Untargeted metabolite profiling of petal blight in field-grown Rhododendron agastum using GC-TOF-MS and UHPLC-QTOF-MS/MS.

Affiliation

Duan SG(1), Hong K(1), Tang M(1), Tang J(1), Liu LX(1), Gao GF(2), Shen ZJ(3), Zhang XM(4), Yi Y(5).
Author information:
(1)Key Laboratory of National Forestry and Grassland Administration on Biodiversity Conservation in Karst Mountainous Areas of Southwestern China, Key Laboratory of Plant Physiology and Development Regulation, School of Life Science, Guizhou Normal University, Guiyang, Guizhou, 550001, China.
(2)State Key Laboratory of Soil and Sustainable Agriculture, Institute of Soil Science, Chinese Academy of Sciences, Nanjing, 210008, China.
(3)Key Laboratory for Subtropical Wetland Ecosystem Research of Ministry of Education, College of the Environment and Ecology, Xiamen University, Xiamen, Fujian, 361005, China.
(4)Key Laboratory of National Forestry and Grassland Administration on Biodiversity Conservation in Karst Mountainous Areas of Southwestern China, Key Laboratory of Plant Physiology and Development Regulation, School of Life Science, Guizhou Normal University, Guiyang, Guizhou, 550001, China.

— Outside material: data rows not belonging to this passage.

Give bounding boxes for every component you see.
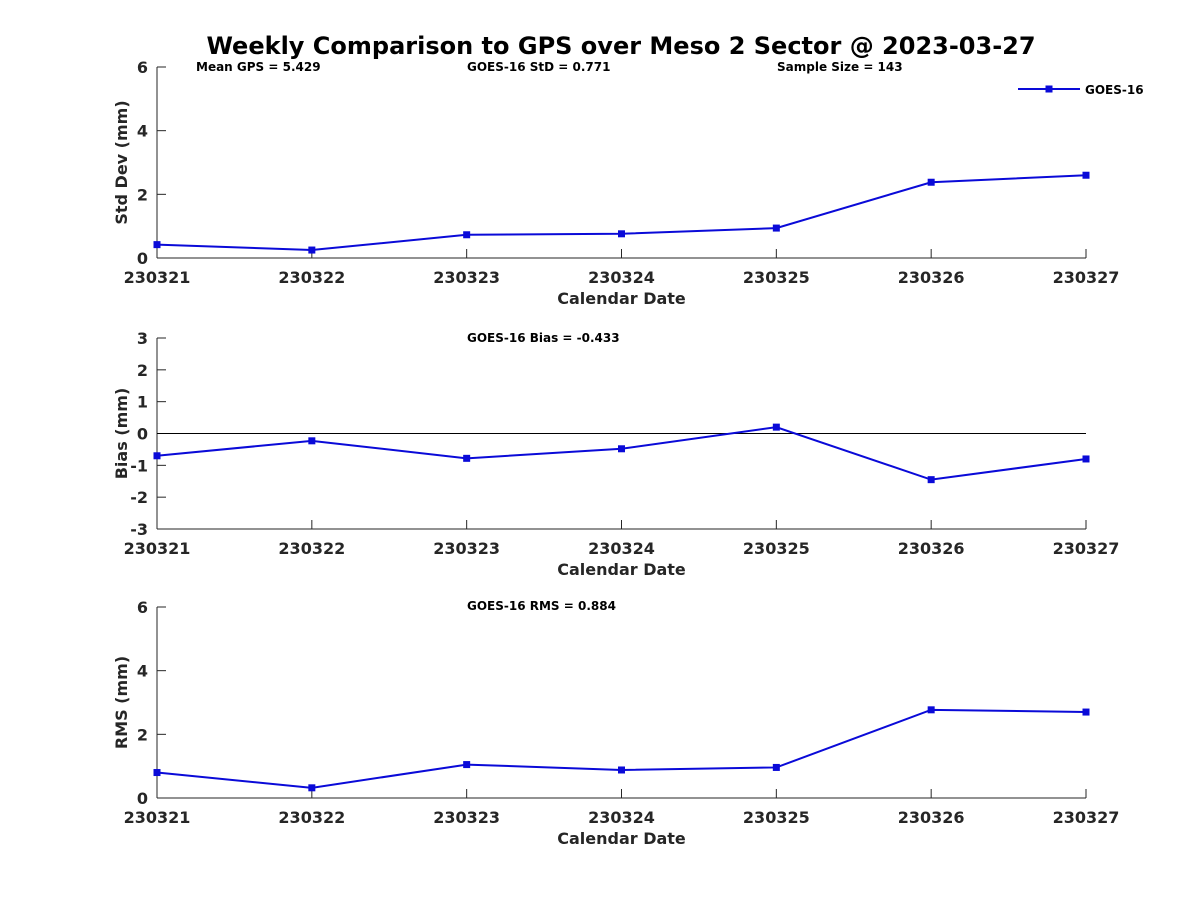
panel-1-x-tick-label: 230321 [124, 268, 191, 287]
panel-2-y-tick-label: 3 [137, 329, 148, 348]
panel-1-x-tick-label: 230326 [898, 268, 965, 287]
panel-2-data-point [1082, 455, 1090, 463]
panel-1-data-point [618, 230, 625, 238]
panel-1-data-point [463, 231, 471, 239]
panel-2-y-tick-label: -3 [130, 520, 148, 539]
panel-3-x-tick-label: 230321 [124, 808, 191, 827]
panel-1-x-tick-label: 230327 [1053, 268, 1120, 287]
panel-2-annotation: GOES-16 Bias = -0.433 [467, 331, 620, 345]
panel-1-y-tick-label: 6 [137, 58, 148, 77]
panel-2-x-tick-label: 230326 [898, 539, 965, 558]
panel-3-data-point [772, 763, 780, 771]
panel-3-x-tick-label: 230326 [898, 808, 965, 827]
panel-1-annotation: Sample Size = 143 [777, 60, 903, 74]
panel-2-x-axis-label: Calendar Date [557, 560, 686, 579]
panel-1-y-axis-label: Std Dev (mm) [112, 100, 131, 224]
panel-3-x-tick-label: 230322 [278, 808, 345, 827]
panel-3-x-tick-label: 230324 [588, 808, 655, 827]
panel-3-y-tick-label: 4 [137, 662, 148, 681]
panel-1-y-tick-label: 0 [137, 249, 148, 268]
panel-1-x-axis-label: Calendar Date [557, 289, 686, 308]
panel-1-series-line [156, 174, 1087, 252]
panel-2-y-tick-label: -1 [130, 456, 148, 475]
legend-label: GOES-16 [1085, 83, 1144, 97]
panel-1-x-tick-label: 230325 [743, 268, 810, 287]
panel-2-y-tick-label: -2 [130, 488, 148, 507]
panel-2-x-tick-label: 230325 [743, 539, 810, 558]
panel-3-y-tick-label: 6 [137, 598, 148, 617]
panel-3-annotation: GOES-16 RMS = 0.884 [467, 599, 616, 613]
panel-3-data-point [153, 769, 161, 777]
panel-1-annotation: Mean GPS = 5.429 [196, 60, 321, 74]
legend-marker [1045, 85, 1053, 93]
panel-2-data-point [153, 452, 161, 460]
panel-2-y-tick-label: 0 [137, 425, 148, 444]
panel-3-x-tick-label: 230327 [1053, 808, 1120, 827]
panel-3-x-axis-label: Calendar Date [557, 829, 686, 848]
panel-2-y-axis-label: Bias (mm) [112, 388, 131, 480]
panel-2-y-tick-label: 1 [137, 393, 148, 412]
panel-1-x-tick-label: 230322 [278, 268, 345, 287]
panel-2-data-point [308, 437, 316, 445]
panel-3-y-axis-label: RMS (mm) [112, 656, 131, 749]
panel-2-x-tick-label: 230322 [278, 539, 345, 558]
panel-2-x-tick-label: 230323 [433, 539, 500, 558]
panel-2-x-tick-label: 230324 [588, 539, 655, 558]
panel-2-series-line [156, 426, 1087, 481]
panel-3-x-tick-label: 230325 [743, 808, 810, 827]
panel-1-data-point [1082, 171, 1090, 179]
panel-3-data-point [618, 766, 625, 774]
panel-3-data-point [308, 784, 316, 792]
panel-1-y-tick-label: 2 [137, 185, 148, 204]
panel-3-data-point [463, 761, 471, 769]
panel-2-y-tick-label: 2 [137, 361, 148, 380]
panel-1-x-tick-label: 230324 [588, 268, 655, 287]
panel-2-x-tick-label: 230327 [1053, 539, 1120, 558]
panel-1-data-point [153, 241, 161, 249]
panel-1-data-point [308, 246, 316, 254]
panel-3-data-point [927, 706, 935, 714]
panel-1-data-point [927, 178, 935, 186]
panel-3-data-point [1082, 708, 1090, 716]
panel-3-y-tick-label: 0 [137, 789, 148, 808]
panel-2-data-point [618, 445, 625, 453]
panel-2-data-point [927, 476, 935, 484]
panel-3-y-tick-label: 2 [137, 725, 148, 744]
panel-2-x-tick-label: 230321 [124, 539, 191, 558]
panel-3-x-tick-label: 230323 [433, 808, 500, 827]
panel-2-data-point [463, 454, 471, 462]
panel-1-x-tick-label: 230323 [433, 268, 500, 287]
panel-1-annotation: GOES-16 StD = 0.771 [467, 60, 610, 74]
panel-1-y-tick-label: 4 [137, 122, 148, 141]
panel-1-data-point [772, 224, 780, 232]
figure-title: Weekly Comparison to GPS over Meso 2 Sec… [206, 32, 1035, 60]
panel-2-data-point [772, 423, 780, 431]
panel-3-series-line [156, 708, 1087, 789]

Electronic address: [Email]
(5)Key Laboratory of National Forestry and Grassland Administration on Biodiversity Conservation in Karst Mountainous Areas of Southwestern China, Key Laboratory of Plant Physiology and Development Regulation, School of Life Science, Guizhou Normal University, Guiyang, Guizhou, 550001, China. Electronic address: [Email]

Abstract

Petal blight caused by fungi is among the most destructive diseases of Rhododendron, especially Rhododendron agastum. Nonetheless, the metabolite changes that occur during petal blight are unknown. We used untargeted gas chromatography time-of-flight mass spectrometry (GC-TOF-MS) and ultra-high performance liquid chromatography quadrupole time-of-flight tandem mass spectrometry (UHPLC-QTOF-MS/MS) to compare the metabolite profiles of healthy and petal blight R. agastum flowers. Using GC-TOF-MS, 571 peaks were extracted, of which 189 metabolites were tentatively identified. On the other hand, 364 and 277 metabolites were tentatively identified in the positive and negative ionization modes of the UHPLC-QTOF-MS/MS, respectively. Principal component analysis (PCA) and orthogonal projections to latent structures-discriminant analysis (OPLS-DA) were able to clearly discriminate between healthy and petal blight flowers. Differentially abundant metabolites were primarily enriched in the biosynthesis of specialized metabolites. 17 accumulated specialized metabolites in petal blight flowers have been reported to have antifungal activity, and literature indicates that 9 of them are unique to plants. 3 metabolites (chlorogenic acid, medicarpin, and apigenin) are reportedly involved in resistance to blight caused by pathogens. We therefore speculate that the accumulation of chlorogenic acid, medicarpin, and apigenin may be involved in the resistance to petal blight. Our results suggest that these metabolites may be used as candidate biocontrol agents for the control fungal petal blight in Rhododendron.